From losing engineer Gavin Ward at the start of the year to other new personnel coming in, there’s been far too much pressure on Newgarden as the figurehead of this team this year and it shows. Just look across to the relaxation on Power’s #12 car for proof of that.
It was an incredible year and another Newgarden can claim should have been his after coming up close in 2020 and 2021.
Dixon has been chasing a second Indianapolis 500 win since 2008 now, and you can read an excellent feature on his near misses by Matt Beer here.
In 2022, Dixon was dominating the race and led into the last round of stops before he sped by 1mph in the pitlane, triggering a penalty that meant he finished 21st instead.
He’d have won the title in Portland with a round to spare had he won the 500 and replicated the results he had for the rest of the season.
“I think Indy was probably the biggest loss and incurring double points,” Dixon told The Race last week.
“The loss of that one unit definitely hurts. Having even finished in the top three would have completely changed this week and the championship outlook, that’s for sure.
“But, these are all things that you can’t change. So there’s no point dwelling on them.”
He added: “Trust me, I was upset about Indy but I’d moved on by Monday.
“That’s just one of those things. We’re in a sport where you lose a lot more than you win. Unfortunately, you get used to some of the defeats or just the outcomes that you maybe didn’t expect.
“It’s part of racing. Again, that place owes me nothing and we’ll keep knocking on that door. I think we’ve had great performance and great cars the past few years.”
Unfortunately, Ericsson’s title bid petered out in the last few races of the season, partly through no fault of his own like being taken out at Nashville and having an engine issue in qualifying for the Indy GP.
However, Long Beach was definitely an Ericsson error. He was in contention to win but spun trying to hunt down Alex Palou for second on a restart with 19 laps to go.
In hindsight, the third place that he spun from would have only bumped him up to third in the championship, but it might have given him more control early in the season.
It was one that might have asserted his authority a bit more on the championship.
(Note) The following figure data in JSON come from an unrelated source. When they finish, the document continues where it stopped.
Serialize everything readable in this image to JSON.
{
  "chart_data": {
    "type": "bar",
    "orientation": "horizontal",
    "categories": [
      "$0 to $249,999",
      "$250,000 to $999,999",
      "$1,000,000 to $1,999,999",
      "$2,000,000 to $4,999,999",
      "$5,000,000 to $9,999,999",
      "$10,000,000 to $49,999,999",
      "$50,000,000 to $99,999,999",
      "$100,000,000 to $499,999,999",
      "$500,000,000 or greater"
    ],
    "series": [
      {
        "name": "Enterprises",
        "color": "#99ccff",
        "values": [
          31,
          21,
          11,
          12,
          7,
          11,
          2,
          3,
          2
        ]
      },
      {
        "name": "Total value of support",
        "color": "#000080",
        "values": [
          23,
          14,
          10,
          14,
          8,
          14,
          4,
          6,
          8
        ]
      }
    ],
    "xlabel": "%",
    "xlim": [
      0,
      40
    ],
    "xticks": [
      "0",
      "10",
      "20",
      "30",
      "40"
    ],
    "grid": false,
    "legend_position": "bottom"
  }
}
It might have made his rivals more desperate to overturn him and make mistakes of their own.
His street-course form was strong in 2022 but the results didn’t replicate that, and here’s why.
With Ganassi’s road course pace being inferior to Penske’s this year, Ericsson needed to capitalise more on the street races.
The fact McLaughlin was even in contention for this championship was amazing given it was only his second full year in open-wheel racing.
His three-win tally was the second most of anyone behind his Penske team-mate Newgarden, but his mid-season struggle spell is what cost him the championship. He spun at Long Beach earlier in the year, but a crash in the Indy 500 and spins in the Indianapolis road-course race and Detroit compounded his woes.
The Long Beach weekend in which he finished 14th ended a start to the season where he was first and second so that certainly halted momentum, but his crash just after pitting from seventh in the 500 was the most costly in terms of points.
He’d come all the way from 26th on the grid and even just a seventh added to his score would have put him second after Laguna, eight points behind Power.
Would those extra points have helped the season play out differently for him? It’s hard to tell. But it does give him a learning curve that means he’ll be tough to beat in the future, given that he has figured out most of the other things needed to be an elite IndyCar driver.
Losing like this might have given him the tools he needs to win in the future.